It’s always with great trepidation I write anything that may cast a dark cloud on, among a handful of well-loved names, Fitbit Inc (FIT). But the stock is still down more than 70% since its August-2015 peak (and only up about 17% from its February low), which shows that most of the market agrees that Fitbit stock isn’t worth owning.
Still, there’s a small but very vocal segment of the market that (1) still loves the premise of the company’s technology, and (2) is quick to “creatively criticize” anyone who dares point out flaws the company is unprepared to face.
If you’re in that minority crowd, all I ask is that you hear me out and give some honest thought to what I’m about to suggest regarding Fitbit stock.
Fitbit Stock’s Best Days Are in the Rearview Mirror
Calling a spade a spade, it would be easy to suggest the class action lawsuit currently being levied against Fitbit (claiming its PurePulse heart-rate monitor technology is woefully inaccurate) is a big problem. Ditto for the fact that, since Fitbit defined the market, much cheaper and almost-as-good knockoffs are starting to chip away at Fitbit’s dominance in this sliver of the wearable space.
Truth be told though, those issues aren’t the biggest threat to the company’s long-term viability.
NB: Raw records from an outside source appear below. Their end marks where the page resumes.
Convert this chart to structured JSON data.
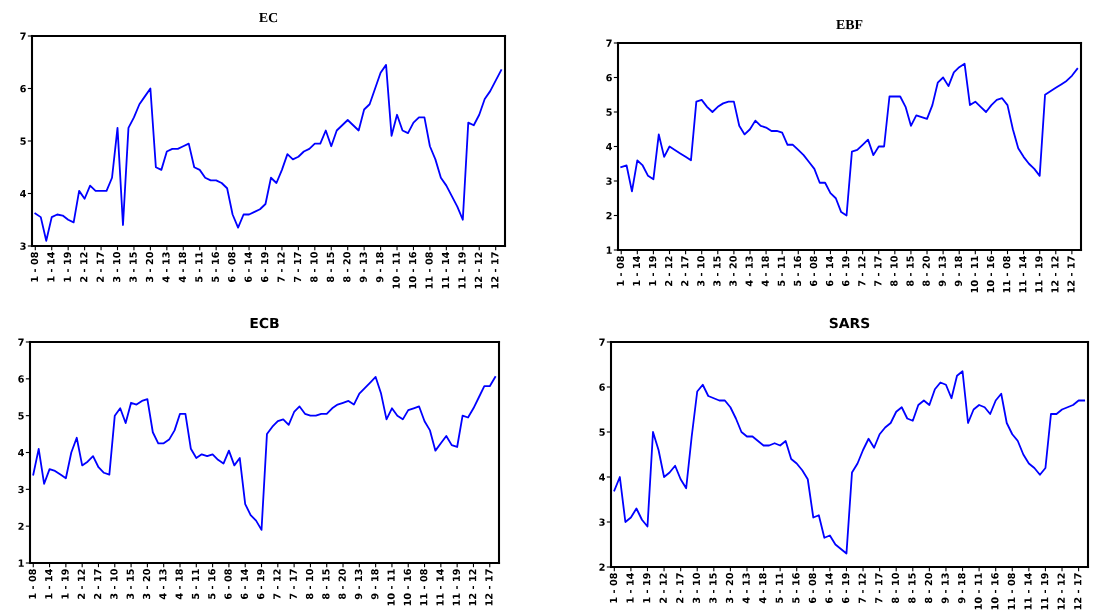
{
  "chart_data": [
    {
      "type": "line",
      "title": "EC",
      "categories": [
        "1 - 08",
        null,
        null,
        "1 - 14",
        null,
        null,
        "1 - 19",
        null,
        null,
        "2 - 12",
        null,
        null,
        "2 - 17",
        null,
        null,
        "3 - 10",
        null,
        null,
        "3 - 15",
        null,
        null,
        "3 - 20",
        null,
        null,
        "4 - 13",
        null,
        null,
        "4 - 18",
        null,
        null,
        "5 - 11",
        null,
        null,
        "5 - 16",
        null,
        null,
        "6 - 08",
        null,
        null,
        "6 - 14",
        null,
        null,
        "6 - 19",
        null,
        null,
        "7 - 12",
        null,
        null,
        "7 - 17",
        null,
        null,
        "8 - 10",
        null,
        null,
        "8 - 15",
        null,
        null,
        "8 - 20",
        null,
        null,
        "9 - 13",
        null,
        null,
        "9 - 18",
        null,
        null,
        "10 - 11",
        null,
        null,
        "10 - 16",
        null,
        null,
        "11 - 08",
        null,
        null,
        "11 - 14",
        null,
        null,
        "11 - 19",
        null,
        null,
        "12 - 12",
        null,
        null,
        "12 - 17",
        null
      ],
      "series": [
        {
          "color": "#0000ff",
          "values": [
            3.62,
            3.55,
            3.1,
            3.55,
            3.6,
            3.58,
            3.5,
            3.45,
            4.05,
            3.9,
            4.15,
            4.05,
            4.05,
            4.05,
            4.3,
            5.25,
            3.4,
            5.25,
            5.45,
            5.7,
            5.85,
            6.0,
            4.5,
            4.45,
            4.8,
            4.85,
            4.85,
            4.9,
            4.95,
            4.5,
            4.45,
            4.3,
            4.25,
            4.25,
            4.2,
            4.1,
            3.6,
            3.35,
            3.6,
            3.6,
            3.65,
            3.7,
            3.8,
            4.3,
            4.2,
            4.45,
            4.75,
            4.65,
            4.7,
            4.8,
            4.85,
            4.95,
            4.95,
            5.2,
            4.9,
            5.2,
            5.3,
            5.4,
            5.3,
            5.2,
            5.6,
            5.7,
            6.0,
            6.3,
            6.45,
            5.1,
            5.5,
            5.2,
            5.15,
            5.35,
            5.45,
            5.45,
            4.9,
            4.65,
            4.3,
            4.15,
            3.95,
            3.75,
            3.5,
            5.35,
            5.3,
            5.5,
            5.8,
            5.95,
            6.15,
            6.35
          ]
        }
      ],
      "ylim": [
        3,
        7
      ],
      "yticks": [
        3,
        4,
        5,
        6,
        7
      ],
      "grid": false
    },
    {
      "type": "line",
      "title": "EBF",
      "categories": [
        "1 - 08",
        null,
        null,
        "1 - 14",
        null,
        null,
        "1 - 19",
        null,
        null,
        "2 - 12",
        null,
        null,
        "2 - 17",
        null,
        null,
        "3 - 10",
        null,
        null,
        "3 - 15",
        null,
        null,
        "3 - 20",
        null,
        null,
        "4 - 13",
        null,
        null,
        "4 - 18",
        null,
        null,
        "5 - 11",
        null,
        null,
        "5 - 16",
        null,
        null,
        "6 - 08",
        null,
        null,
        "6 - 14",
        null,
        null,
        "6 - 19",
        null,
        null,
        "7 - 12",
        null,
        null,
        "7 - 17",
        null,
        null,
        "8 - 10",
        null,
        null,
        "8 - 15",
        null,
        null,
        "8 - 20",
        null,
        null,
        "9 - 13",
        null,
        null,
        "9 - 18",
        null,
        null,
        "10 - 11",
        null,
        null,
        "10 - 16",
        null,
        null,
        "11 - 08",
        null,
        null,
        "11 - 14",
        null,
        null,
        "11 - 19",
        null,
        null,
        "12 - 12",
        null,
        null,
        "12 - 17",
        null
      ],
      "series": [
        {
          "color": "#0000ff",
          "values": [
            3.4,
            3.45,
            2.7,
            3.6,
            3.45,
            3.15,
            3.05,
            4.35,
            3.7,
            4.0,
            3.9,
            3.8,
            3.7,
            3.6,
            5.3,
            5.35,
            5.15,
            5.0,
            5.15,
            5.25,
            5.3,
            5.3,
            4.6,
            4.35,
            4.5,
            4.75,
            4.6,
            4.55,
            4.45,
            4.45,
            4.4,
            4.05,
            4.05,
            3.9,
            3.75,
            3.55,
            3.35,
            2.95,
            2.95,
            2.65,
            2.5,
            2.1,
            2.0,
            3.85,
            3.9,
            4.05,
            4.2,
            3.75,
            4.0,
            4.0,
            5.45,
            5.45,
            5.45,
            5.15,
            4.6,
            4.9,
            4.85,
            4.8,
            5.2,
            5.85,
            6.0,
            5.75,
            6.15,
            6.3,
            6.4,
            5.2,
            5.3,
            5.15,
            5.0,
            5.2,
            5.35,
            5.4,
            5.2,
            4.5,
            3.95,
            3.7,
            3.5,
            3.35,
            3.15,
            5.5,
            5.6,
            5.7,
            5.8,
            5.9,
            6.05,
            6.25
          ]
        }
      ],
      "ylim": [
        1,
        7
      ],
      "yticks": [
        1,
        2,
        3,
        4,
        5,
        6,
        7
      ],
      "grid": false
    },
    {
      "type": "line",
      "title": "ECB",
      "categories": [
        "1 - 08",
        null,
        null,
        "1 - 14",
        null,
        null,
        "1 - 19",
        null,
        null,
        "2 - 12",
        null,
        null,
        "2 - 17",
        null,
        null,
        "3 - 10",
        null,
        null,
        "3 - 15",
        null,
        null,
        "3 - 20",
        null,
        null,
        "4 - 13",
        null,
        null,
        "4 - 18",
        null,
        null,
        "5 - 11",
        null,
        null,
        "5 - 16",
        null,
        null,
        "6 - 08",
        null,
        null,
        "6 - 14",
        null,
        null,
        "6 - 19",
        null,
        null,
        "7 - 12",
        null,
        null,
        "7 - 17",
        null,
        null,
        "8 - 10",
        null,
        null,
        "8 - 15",
        null,
        null,
        "8 - 20",
        null,
        null,
        "9 - 13",
        null,
        null,
        "9 - 18",
        null,
        null,
        "10 - 11",
        null,
        null,
        "10 - 16",
        null,
        null,
        "11 - 08",
        null,
        null,
        "11 - 14",
        null,
        null,
        "11 - 19",
        null,
        null,
        "12 - 12",
        null,
        null,
        "12 - 17",
        null
      ],
      "series": [
        {
          "color": "#0000ff",
          "values": [
            3.4,
            4.1,
            3.15,
            3.55,
            3.5,
            3.4,
            3.3,
            4.0,
            4.4,
            3.65,
            3.75,
            3.9,
            3.6,
            3.45,
            3.4,
            5.0,
            5.2,
            4.8,
            5.35,
            5.3,
            5.4,
            5.45,
            4.55,
            4.25,
            4.25,
            4.35,
            4.6,
            5.05,
            5.05,
            4.1,
            3.85,
            3.95,
            3.9,
            3.95,
            3.8,
            3.7,
            4.05,
            3.65,
            3.85,
            2.6,
            2.3,
            2.15,
            1.9,
            4.5,
            4.7,
            4.85,
            4.9,
            4.75,
            5.1,
            5.25,
            5.05,
            5.0,
            5.0,
            5.05,
            5.05,
            5.2,
            5.3,
            5.35,
            5.4,
            5.3,
            5.6,
            5.75,
            5.9,
            6.05,
            5.6,
            4.9,
            5.2,
            5.0,
            4.9,
            5.15,
            5.2,
            5.25,
            4.85,
            4.6,
            4.05,
            4.25,
            4.45,
            4.2,
            4.15,
            5.0,
            4.95,
            5.2,
            5.5,
            5.8,
            5.8,
            6.05
          ]
        }
      ],
      "ylim": [
        1,
        7
      ],
      "yticks": [
        1,
        2,
        3,
        4,
        5,
        6,
        7
      ],
      "grid": false
    },
    {
      "type": "line",
      "title": "SARS",
      "categories": [
        "1 - 08",
        null,
        null,
        "1 - 14",
        null,
        null,
        "1 - 19",
        null,
        null,
        "2 - 12",
        null,
        null,
        "2 - 17",
        null,
        null,
        "3 - 10",
        null,
        null,
        "3 - 15",
        null,
        null,
        "3 - 20",
        null,
        null,
        "4 - 13",
        null,
        null,
        "4 - 18",
        null,
        null,
        "5 - 11",
        null,
        null,
        "5 - 16",
        null,
        null,
        "6 - 08",
        null,
        null,
        "6 - 14",
        null,
        null,
        "6 - 19",
        null,
        null,
        "7 - 12",
        null,
        null,
        "7 - 17",
        null,
        null,
        "8 - 10",
        null,
        null,
        "8 - 15",
        null,
        null,
        "8 - 20",
        null,
        null,
        "9 - 13",
        null,
        null,
        "9 - 18",
        null,
        null,
        "10 - 11",
        null,
        null,
        "10 - 16",
        null,
        null,
        "11 - 08",
        null,
        null,
        "11 - 14",
        null,
        null,
        "11 - 19",
        null,
        null,
        "12 - 12",
        null,
        null,
        "12 - 17",
        null
      ],
      "series": [
        {
          "color": "#0000ff",
          "values": [
            3.7,
            4.0,
            3.0,
            3.1,
            3.3,
            3.05,
            2.9,
            5.0,
            4.6,
            4.0,
            4.1,
            4.25,
            3.95,
            3.75,
            4.9,
            5.9,
            6.05,
            5.8,
            5.75,
            5.7,
            5.7,
            5.55,
            5.3,
            5.0,
            4.9,
            4.9,
            4.8,
            4.7,
            4.7,
            4.75,
            4.7,
            4.8,
            4.4,
            4.3,
            4.15,
            3.95,
            3.1,
            3.15,
            2.65,
            2.7,
            2.5,
            2.4,
            2.3,
            4.1,
            4.3,
            4.6,
            4.85,
            4.65,
            4.95,
            5.1,
            5.2,
            5.45,
            5.55,
            5.3,
            5.25,
            5.6,
            5.7,
            5.6,
            5.95,
            6.1,
            6.05,
            5.75,
            6.25,
            6.35,
            5.2,
            5.5,
            5.6,
            5.55,
            5.4,
            5.7,
            5.85,
            5.2,
            4.95,
            4.8,
            4.5,
            4.3,
            4.2,
            4.05,
            4.2,
            5.4,
            5.4,
            5.5,
            5.55,
            5.6,
            5.7,
            5.7
          ]
        }
      ],
      "ylim": [
        2,
        7
      ],
      "yticks": [
        2,
        3,
        4,
        5,
        6,
        7
      ],
      "grid": false
    }
  ]
}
No, more than anything else, current and would-be owners of Fitbit stock should worry that consumers are already starting to lose interest in the novelty of wrist-worn activity monitors.
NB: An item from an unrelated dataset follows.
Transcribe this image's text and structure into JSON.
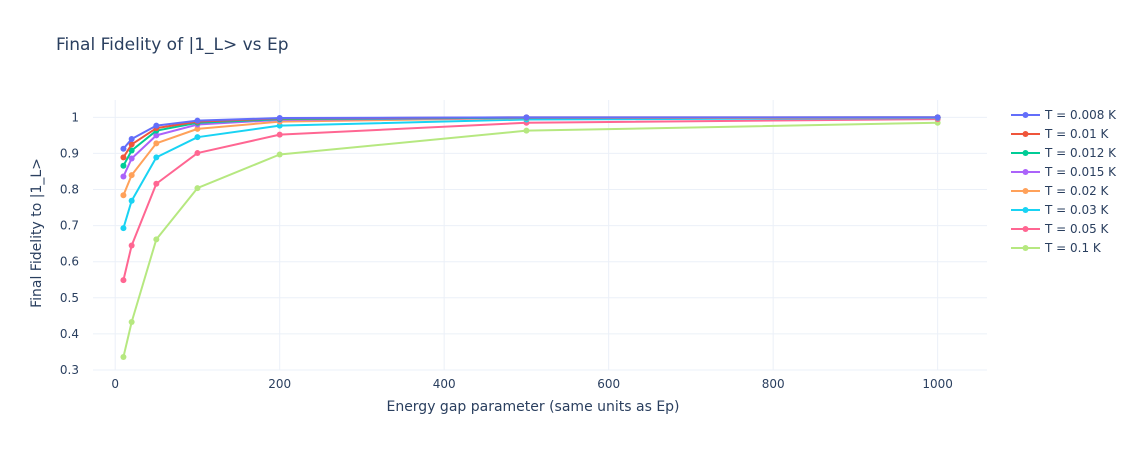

In other words, the fad is winding down.
Describing last year’s Fitbit-mania as nothing more than a fad is the feather-ruffling part of the discussion. Fitness isn’t a fad. It’s a lifestyle, and it never goes away. And, with more than 7 billion people populating the planet, there’s still a lot more market for Fitbit to tap.
I don’t disagree with the first half of the counterargument; being fit is usually en vogue for a big enough portion of the population to call it a respectable market. The market size of willing buyers of such wrist-worn devices, however, is not only a small subset of those 7 billion people, most of the would-be Fitbit owners already own one and aren’t apt to buy another one.
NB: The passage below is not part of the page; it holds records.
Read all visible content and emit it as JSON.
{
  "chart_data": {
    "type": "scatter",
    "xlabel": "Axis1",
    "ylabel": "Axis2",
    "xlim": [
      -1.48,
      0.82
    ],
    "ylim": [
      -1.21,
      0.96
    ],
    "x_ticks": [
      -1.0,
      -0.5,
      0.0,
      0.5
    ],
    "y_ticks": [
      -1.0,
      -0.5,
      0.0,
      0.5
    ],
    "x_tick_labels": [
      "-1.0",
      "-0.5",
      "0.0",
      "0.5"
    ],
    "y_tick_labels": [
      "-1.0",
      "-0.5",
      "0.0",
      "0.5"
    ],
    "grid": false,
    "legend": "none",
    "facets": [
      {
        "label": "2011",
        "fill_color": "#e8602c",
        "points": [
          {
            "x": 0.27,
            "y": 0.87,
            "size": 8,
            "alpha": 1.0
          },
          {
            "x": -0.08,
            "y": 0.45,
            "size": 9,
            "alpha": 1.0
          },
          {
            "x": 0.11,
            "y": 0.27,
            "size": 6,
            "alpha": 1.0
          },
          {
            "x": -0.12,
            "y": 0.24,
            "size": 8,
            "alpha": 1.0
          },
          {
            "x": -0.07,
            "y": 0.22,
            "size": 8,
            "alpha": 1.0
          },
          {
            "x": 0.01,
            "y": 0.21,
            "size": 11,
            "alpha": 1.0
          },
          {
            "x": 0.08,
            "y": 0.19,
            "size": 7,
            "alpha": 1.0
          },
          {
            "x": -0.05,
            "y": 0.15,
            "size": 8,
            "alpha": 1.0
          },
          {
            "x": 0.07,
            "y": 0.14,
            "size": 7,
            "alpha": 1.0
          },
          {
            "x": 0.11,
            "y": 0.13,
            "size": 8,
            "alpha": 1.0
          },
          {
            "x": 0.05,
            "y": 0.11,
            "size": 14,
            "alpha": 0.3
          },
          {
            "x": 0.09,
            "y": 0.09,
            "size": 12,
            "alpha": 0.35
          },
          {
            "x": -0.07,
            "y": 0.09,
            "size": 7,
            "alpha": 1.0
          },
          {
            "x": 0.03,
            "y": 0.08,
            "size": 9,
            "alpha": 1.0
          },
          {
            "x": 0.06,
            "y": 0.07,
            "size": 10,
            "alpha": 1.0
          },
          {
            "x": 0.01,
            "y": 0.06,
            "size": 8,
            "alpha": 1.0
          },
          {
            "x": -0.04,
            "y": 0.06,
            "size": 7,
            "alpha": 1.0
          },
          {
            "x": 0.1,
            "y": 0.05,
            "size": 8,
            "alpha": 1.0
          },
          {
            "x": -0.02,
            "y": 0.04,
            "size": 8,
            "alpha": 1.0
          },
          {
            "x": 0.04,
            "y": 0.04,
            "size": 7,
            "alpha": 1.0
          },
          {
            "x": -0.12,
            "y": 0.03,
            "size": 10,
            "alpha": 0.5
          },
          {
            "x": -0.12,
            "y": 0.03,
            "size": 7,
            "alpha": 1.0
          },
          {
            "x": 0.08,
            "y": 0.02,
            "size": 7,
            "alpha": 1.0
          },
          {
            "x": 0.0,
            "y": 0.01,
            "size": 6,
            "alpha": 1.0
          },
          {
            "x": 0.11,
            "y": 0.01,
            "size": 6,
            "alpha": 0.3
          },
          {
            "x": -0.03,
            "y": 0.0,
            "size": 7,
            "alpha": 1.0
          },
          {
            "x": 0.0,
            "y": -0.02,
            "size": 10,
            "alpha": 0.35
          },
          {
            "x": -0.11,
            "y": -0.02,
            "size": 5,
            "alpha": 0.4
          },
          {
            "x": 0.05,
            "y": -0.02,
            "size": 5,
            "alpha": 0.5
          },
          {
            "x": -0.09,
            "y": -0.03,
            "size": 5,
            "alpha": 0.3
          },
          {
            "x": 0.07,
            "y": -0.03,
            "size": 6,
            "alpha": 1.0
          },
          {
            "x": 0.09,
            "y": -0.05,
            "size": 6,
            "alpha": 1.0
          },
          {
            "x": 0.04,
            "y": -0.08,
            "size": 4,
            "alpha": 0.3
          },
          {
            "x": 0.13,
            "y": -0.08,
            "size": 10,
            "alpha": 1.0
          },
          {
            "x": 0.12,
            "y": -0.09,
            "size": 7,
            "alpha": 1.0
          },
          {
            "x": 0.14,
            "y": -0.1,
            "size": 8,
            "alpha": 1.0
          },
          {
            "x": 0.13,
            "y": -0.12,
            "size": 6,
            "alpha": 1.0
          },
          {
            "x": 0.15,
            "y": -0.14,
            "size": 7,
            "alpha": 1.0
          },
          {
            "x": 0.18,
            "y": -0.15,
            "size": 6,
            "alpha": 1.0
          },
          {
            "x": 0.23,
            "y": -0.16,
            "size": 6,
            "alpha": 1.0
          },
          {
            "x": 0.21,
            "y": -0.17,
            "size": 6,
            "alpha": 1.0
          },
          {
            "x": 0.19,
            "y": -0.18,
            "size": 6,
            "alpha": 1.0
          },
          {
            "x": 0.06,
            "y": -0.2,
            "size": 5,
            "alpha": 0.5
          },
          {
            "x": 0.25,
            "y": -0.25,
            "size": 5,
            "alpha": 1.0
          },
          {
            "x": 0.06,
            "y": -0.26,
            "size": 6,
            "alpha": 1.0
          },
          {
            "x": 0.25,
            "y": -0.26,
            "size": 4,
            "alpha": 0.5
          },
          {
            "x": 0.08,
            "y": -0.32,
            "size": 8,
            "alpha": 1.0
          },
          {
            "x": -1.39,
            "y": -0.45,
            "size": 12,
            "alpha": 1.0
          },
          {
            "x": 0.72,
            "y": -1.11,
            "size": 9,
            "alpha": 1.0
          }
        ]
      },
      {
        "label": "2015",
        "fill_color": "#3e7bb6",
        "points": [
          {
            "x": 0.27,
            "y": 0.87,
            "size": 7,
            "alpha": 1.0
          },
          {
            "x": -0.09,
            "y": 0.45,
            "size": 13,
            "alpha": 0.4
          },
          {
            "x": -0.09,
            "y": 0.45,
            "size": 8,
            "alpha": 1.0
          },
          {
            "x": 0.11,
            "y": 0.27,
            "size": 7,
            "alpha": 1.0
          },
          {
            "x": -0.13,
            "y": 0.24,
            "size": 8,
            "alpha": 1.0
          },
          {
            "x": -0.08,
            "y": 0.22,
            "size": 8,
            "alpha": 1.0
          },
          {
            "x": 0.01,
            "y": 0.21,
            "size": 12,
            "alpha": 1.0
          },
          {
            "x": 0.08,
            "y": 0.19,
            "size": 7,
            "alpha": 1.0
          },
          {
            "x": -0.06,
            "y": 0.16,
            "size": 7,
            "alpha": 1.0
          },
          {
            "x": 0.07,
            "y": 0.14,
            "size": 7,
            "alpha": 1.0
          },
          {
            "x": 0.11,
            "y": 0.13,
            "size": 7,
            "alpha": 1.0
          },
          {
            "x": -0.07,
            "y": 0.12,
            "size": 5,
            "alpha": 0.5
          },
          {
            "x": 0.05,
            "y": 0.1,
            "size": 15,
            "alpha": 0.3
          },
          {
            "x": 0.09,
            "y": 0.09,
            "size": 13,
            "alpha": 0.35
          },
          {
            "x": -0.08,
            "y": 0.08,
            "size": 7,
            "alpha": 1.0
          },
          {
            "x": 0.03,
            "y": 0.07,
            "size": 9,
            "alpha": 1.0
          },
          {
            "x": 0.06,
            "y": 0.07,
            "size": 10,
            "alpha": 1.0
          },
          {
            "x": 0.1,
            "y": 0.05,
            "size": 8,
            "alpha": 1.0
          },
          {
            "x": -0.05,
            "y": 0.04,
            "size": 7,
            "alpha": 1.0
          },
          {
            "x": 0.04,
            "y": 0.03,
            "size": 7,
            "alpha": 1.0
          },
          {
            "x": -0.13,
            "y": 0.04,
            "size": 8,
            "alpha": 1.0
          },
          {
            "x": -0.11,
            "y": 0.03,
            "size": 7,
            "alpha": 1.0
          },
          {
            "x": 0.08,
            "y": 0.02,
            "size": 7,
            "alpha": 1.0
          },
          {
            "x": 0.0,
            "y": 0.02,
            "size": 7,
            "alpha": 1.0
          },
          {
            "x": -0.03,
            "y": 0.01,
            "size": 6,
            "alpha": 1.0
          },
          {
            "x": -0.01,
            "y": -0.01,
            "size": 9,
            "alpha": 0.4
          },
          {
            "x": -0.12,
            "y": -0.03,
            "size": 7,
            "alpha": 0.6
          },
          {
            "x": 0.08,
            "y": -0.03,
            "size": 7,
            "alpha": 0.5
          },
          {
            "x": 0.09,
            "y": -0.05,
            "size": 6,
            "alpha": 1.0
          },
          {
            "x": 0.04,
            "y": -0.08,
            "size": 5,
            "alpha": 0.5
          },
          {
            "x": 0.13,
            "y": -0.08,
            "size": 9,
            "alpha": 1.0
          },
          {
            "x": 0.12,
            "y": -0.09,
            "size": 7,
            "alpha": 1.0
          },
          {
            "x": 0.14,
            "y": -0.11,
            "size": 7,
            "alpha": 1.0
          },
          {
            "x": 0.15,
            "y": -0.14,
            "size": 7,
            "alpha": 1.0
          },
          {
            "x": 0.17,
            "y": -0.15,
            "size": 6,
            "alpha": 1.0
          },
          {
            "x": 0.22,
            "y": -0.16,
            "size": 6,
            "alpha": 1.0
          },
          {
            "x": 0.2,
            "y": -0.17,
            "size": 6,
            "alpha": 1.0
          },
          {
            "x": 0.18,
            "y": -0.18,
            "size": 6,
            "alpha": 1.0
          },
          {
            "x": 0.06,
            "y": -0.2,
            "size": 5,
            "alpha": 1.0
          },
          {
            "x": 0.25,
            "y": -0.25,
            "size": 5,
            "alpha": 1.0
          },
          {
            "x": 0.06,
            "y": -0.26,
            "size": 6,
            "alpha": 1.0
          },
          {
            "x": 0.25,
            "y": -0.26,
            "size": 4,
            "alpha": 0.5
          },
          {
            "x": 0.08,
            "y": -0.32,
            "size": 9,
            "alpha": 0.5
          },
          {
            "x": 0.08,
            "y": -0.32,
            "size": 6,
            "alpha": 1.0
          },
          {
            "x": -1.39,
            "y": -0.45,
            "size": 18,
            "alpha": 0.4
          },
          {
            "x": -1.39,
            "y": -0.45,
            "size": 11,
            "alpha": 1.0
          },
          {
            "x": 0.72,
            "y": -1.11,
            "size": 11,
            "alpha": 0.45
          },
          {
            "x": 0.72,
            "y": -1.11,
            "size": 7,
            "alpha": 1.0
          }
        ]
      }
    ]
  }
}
Indeed, a wide swath of Fitbit owners are already losing interest in wearing the one they have. Why buy another one to gather dust?
The specifics: Depending on who you ask, 30% to 50% of activity monitoring watch owners stop using them within a few months of acquiring them.
Lower prices might — and I stress might — open the net wider to attract the next tier of the audience. But, if the consumers who paid a premium price for a top-of-the-line device are already abandoning them, doesn’t it stand to reason the rest of the market recognizes they too would lose interest pretty quickly, regardless of the price paid for the device?
That’s not say there’s not some sort of perpetual market now established for the devices. But the plausible market for a high-end device (and “plausible” is the key term here) like the Fitbit was never going to be as big as the hype surrounding Fitbit stock a year ago.
And there’s the source for most shareholders’ frustration, which turns into anger. See, too many investors bought into the premise of activity trackers without thinking long and hard about the long-term marketability of such devices.
It’s not unlike the rise and fall of GoPro Inc (GPRO). While few would deny that GoPro makes the world’s best action camera, the vast majority of the world has no need or desire for an action camera of any quality or price … even if it’s the best.
Sales of its devices are slowing dramatically, as the real market for action cameras approaches saturation and current GoPro owners aren’t justifying upgrades or replacements of lost or broken action cameras.
Point being, most consumers just lose interest in novelty of any ilk. Ask anyone who manufactures a 3D television.
Bottom Line for FIT Stock
Just to be clear, I’m not saying there won’t be a company called Fitbit doing business five years from now. I am saying, however, Fitbit as a company — and by extension, FIT stock — is apt to be relative disappointment in five years time.
Stick with them at your own risk, as there are no real “growth” prospects on the radar. From here, fitness watches are mostly a commodity, with limited room for actual market growth.
There’s no doubt it’s a cool product though, even if its heart-rate sensors aren’t all that accurate.
As of this writing, James Brumley did not hold a position in any of the aforementioned securities.